During World War II, many British women had stepped into new roles in the labor force. After the war ended, most were expected to move back into their traditional roles in the household, but many still held jobs outside the home. The play takes a conflicted view of gender that parallels these shifting dynamics. On the one hand, Jimmy’s angry, destructive, and typically masculine energy drives much of the action and dialogue. On the other hand, women are given agency, and female characters act in their own interests, independently of men (most notably, both Alison and Helena leave Jimmy).
Femininity in the play is highly associated with upper class-ness, and masculinity with lower class-ness. This leads to clashes between the genders that also have an economic dimension. Sticking to conventional gender roles means sticking to the propriety and politeness of British society (which also means acting along with your class role). For example, in stealing Alison away from her family to marry her, Jimmy took on the traditional male role of a “knight in shining armor.” But, Alison says that “his armor didn’t really shine much,” subverting this traditional gender role by adding a class dimension to it. Jimmy was almost heroic, but not quite. There is clearly something attractive in Jimmy’s virile, lower class masculinity, as first Alison and then Helena are drawn to him sexually. Yet there is something destructive in it as well, as both also end up leaving him. Further complicating the gender dynamics, women, too, are portrayed as having a destructive power over men. Jimmy says he’s thankful that there aren’t more female surgeons, because they’d flip men’s guts out of their bodies as carelessly as they toss their makeup instruments down on the table. He likens Alison’s sexual passion to a python that eats its prey whole. At the end of the play, he says that he and Cliff will both inevitably be “butchered by women.”
The muddled gender roles in the play add to the sense of realism that made it such a sensation when it was first performed. Characters defy social convention. Alison disobeys her parents to marry Jimmy. Helena slaps Jimmy at the very start of their affair, and later walks out on him. An unmarried man (Cliff) lives with a married couple. He flirts with Alison, but Jimmy doesn’t particularly mind. The fluid and shifting gender roles in the play reflect the more fluid realities of post-War British society, portrayed for the first time in the traditionally staid and upper-class medium of theater.
Gender Quotes in Look Back in Anger
When you see a woman in front of her bedroom mirror, you realise what a refined sort of butcher she is…Thank God they don’t have many women surgeons!
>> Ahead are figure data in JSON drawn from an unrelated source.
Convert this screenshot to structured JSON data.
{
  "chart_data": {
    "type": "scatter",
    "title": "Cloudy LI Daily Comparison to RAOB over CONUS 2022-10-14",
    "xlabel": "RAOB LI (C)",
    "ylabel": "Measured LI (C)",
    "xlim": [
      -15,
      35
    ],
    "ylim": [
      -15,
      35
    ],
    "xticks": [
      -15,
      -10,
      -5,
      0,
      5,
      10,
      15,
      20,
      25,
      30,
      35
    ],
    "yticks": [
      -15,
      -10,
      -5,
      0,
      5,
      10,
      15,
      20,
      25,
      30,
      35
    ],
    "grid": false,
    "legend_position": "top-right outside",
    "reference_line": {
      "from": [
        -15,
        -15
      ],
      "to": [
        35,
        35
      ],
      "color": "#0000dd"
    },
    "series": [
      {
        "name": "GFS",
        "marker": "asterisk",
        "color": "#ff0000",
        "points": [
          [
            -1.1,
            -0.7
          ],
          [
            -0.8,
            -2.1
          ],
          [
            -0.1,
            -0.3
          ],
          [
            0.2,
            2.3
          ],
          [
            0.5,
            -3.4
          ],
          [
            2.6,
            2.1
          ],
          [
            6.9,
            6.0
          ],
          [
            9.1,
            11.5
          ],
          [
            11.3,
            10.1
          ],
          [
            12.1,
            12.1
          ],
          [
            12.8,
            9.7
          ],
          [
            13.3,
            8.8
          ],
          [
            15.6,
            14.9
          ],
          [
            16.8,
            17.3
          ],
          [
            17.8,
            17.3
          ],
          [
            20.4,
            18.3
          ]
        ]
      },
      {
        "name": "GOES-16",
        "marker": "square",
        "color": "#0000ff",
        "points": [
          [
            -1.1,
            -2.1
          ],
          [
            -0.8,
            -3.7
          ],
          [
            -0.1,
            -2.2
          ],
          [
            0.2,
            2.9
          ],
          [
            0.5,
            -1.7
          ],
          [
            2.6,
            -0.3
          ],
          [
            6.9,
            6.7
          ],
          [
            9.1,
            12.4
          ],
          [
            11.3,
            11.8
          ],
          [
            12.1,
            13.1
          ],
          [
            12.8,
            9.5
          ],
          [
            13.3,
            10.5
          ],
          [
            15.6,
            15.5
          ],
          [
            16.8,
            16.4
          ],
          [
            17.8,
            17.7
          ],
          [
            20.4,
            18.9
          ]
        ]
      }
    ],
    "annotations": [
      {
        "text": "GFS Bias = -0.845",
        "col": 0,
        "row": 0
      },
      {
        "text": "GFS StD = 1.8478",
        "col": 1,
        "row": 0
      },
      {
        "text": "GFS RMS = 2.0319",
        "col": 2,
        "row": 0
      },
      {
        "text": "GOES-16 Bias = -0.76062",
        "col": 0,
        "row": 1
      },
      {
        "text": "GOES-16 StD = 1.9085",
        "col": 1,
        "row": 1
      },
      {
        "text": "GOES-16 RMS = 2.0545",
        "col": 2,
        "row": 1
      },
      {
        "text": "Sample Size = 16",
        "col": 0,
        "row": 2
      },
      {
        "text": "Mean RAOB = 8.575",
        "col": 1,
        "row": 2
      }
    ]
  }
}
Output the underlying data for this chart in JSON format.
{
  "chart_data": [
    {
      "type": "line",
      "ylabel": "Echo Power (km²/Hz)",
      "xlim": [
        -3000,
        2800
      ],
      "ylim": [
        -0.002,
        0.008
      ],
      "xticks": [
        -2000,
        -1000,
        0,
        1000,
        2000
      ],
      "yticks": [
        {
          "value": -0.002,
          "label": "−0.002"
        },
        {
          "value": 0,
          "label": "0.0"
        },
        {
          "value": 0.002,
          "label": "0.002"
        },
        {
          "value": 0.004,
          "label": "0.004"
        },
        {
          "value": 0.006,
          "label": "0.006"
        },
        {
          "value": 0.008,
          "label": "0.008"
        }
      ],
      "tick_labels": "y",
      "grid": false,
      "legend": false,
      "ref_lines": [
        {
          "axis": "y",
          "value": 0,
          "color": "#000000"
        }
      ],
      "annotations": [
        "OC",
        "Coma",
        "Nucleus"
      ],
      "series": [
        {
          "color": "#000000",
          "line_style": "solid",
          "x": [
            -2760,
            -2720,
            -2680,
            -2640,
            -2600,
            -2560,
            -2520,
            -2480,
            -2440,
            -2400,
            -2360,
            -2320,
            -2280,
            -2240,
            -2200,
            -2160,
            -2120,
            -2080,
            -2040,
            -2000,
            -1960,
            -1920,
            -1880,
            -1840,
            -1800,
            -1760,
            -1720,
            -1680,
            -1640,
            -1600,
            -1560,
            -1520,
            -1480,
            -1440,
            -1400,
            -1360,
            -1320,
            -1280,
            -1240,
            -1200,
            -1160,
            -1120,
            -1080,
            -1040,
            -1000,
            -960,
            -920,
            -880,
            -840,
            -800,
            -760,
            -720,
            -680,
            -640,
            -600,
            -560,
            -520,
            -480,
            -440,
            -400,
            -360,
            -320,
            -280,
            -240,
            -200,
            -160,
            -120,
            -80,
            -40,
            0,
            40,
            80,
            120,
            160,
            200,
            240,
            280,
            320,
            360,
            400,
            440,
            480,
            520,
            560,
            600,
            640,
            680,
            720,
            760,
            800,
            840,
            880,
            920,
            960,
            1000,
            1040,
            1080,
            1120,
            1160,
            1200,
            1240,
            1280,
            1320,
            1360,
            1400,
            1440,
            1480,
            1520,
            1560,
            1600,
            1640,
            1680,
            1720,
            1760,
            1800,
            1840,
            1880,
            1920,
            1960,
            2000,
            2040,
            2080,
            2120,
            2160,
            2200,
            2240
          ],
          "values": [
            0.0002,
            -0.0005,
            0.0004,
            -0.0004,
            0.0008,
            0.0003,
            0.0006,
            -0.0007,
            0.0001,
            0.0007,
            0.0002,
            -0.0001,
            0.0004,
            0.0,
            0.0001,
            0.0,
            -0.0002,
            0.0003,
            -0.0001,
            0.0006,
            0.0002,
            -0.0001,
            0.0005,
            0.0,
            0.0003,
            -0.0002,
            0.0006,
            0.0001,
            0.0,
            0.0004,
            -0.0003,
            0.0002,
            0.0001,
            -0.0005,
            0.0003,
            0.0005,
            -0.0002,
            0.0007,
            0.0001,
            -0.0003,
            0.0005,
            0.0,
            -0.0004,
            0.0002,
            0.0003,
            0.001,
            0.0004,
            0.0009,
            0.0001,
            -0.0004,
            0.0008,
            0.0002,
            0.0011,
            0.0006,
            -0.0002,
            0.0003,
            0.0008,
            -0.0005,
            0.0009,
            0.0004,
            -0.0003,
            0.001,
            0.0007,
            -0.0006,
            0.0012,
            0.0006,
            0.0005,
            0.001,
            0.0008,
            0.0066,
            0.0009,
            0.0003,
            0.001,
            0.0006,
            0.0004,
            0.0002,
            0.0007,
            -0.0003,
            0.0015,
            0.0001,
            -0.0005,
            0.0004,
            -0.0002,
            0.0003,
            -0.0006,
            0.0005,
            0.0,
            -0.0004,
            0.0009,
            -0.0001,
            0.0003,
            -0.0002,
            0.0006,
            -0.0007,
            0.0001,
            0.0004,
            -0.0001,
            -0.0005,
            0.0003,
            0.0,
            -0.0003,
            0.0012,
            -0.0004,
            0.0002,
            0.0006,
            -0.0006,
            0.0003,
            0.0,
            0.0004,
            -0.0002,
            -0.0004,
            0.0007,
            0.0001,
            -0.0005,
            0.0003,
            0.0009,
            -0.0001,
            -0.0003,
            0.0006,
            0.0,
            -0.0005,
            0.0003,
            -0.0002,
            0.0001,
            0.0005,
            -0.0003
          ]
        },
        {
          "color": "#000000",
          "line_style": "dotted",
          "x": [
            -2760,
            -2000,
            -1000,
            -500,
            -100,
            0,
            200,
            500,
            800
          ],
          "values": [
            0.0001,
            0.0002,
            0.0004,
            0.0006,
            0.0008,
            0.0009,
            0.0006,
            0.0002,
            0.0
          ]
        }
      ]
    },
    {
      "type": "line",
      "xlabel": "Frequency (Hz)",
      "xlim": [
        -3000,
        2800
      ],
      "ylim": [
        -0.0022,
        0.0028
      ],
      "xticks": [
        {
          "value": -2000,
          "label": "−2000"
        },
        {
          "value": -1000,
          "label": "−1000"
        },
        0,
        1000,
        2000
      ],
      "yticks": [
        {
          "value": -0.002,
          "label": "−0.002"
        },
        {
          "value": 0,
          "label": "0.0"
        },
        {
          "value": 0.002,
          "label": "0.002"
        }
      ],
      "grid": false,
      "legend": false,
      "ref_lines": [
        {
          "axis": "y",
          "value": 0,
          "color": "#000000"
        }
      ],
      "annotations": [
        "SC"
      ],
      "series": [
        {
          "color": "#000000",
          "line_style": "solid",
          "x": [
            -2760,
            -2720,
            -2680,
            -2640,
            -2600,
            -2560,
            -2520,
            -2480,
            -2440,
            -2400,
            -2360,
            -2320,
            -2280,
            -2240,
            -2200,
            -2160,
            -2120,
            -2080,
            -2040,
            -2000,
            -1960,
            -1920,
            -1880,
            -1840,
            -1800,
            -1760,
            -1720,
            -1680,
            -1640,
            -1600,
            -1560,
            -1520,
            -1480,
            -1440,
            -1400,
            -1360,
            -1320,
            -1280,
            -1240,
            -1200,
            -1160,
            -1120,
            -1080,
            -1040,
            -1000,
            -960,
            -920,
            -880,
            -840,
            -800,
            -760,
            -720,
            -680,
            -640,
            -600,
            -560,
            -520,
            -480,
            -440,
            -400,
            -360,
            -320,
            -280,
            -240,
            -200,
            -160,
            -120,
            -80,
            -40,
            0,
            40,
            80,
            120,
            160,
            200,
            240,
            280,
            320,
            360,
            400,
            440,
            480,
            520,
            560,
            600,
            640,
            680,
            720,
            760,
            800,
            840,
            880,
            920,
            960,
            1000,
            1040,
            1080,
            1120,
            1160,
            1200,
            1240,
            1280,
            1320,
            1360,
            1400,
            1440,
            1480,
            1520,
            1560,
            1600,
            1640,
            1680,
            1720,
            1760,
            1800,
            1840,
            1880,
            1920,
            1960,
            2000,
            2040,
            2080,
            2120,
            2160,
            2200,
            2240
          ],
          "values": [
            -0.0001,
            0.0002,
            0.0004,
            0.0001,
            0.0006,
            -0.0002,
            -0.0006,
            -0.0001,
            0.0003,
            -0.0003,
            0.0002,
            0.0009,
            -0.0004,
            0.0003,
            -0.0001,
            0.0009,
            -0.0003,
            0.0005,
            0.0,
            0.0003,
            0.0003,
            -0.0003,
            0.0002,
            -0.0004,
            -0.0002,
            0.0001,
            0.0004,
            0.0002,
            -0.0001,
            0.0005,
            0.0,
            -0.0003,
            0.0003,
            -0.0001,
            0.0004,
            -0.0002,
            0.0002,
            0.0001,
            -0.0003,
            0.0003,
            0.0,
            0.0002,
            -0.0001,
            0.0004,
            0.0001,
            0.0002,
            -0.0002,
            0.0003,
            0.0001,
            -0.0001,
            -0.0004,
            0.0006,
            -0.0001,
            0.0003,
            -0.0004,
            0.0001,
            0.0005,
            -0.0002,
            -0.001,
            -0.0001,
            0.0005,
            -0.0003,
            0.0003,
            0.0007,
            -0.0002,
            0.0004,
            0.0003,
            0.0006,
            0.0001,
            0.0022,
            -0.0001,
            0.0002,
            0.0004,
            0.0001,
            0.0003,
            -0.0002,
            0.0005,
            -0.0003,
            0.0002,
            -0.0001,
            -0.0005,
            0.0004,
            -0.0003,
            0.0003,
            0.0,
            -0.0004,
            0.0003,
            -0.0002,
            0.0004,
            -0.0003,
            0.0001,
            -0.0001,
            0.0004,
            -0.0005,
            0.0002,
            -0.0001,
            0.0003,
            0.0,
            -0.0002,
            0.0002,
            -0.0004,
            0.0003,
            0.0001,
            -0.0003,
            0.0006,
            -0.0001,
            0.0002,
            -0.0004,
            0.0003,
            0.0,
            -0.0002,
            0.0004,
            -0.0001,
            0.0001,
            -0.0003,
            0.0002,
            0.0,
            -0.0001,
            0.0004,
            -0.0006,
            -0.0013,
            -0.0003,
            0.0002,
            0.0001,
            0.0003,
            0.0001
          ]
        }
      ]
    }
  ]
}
Those primitive hands would have your guts out in no time. Flip! Out it comes, like the powder out of its box. Flop! Back it goes, like the powder puff on the table.
Alison: He actually taunted me about my virginity. He was quite angry about it, as if I had deceived him in some strange way. He seemed to think an untouched woman would defile him.
Cliff: I’ve never heard you talking like this about him. He’d be quite pleased.
She’ll go on sleeping and devouring until there’s nothing left of me.
One day, when I’m no longer spending my days running a sweet-stall, I may write a book about us all…and it won’t be recollected in tranquility either, picking daffodils with Auntie Wordsworth. It’ll be recollected in fire, and blood. My blood.
I rage, and shout my head off, and everyone thinks “poor chap!” or “what an objectionable young man!” But that girl there can twist your arm off with her silence.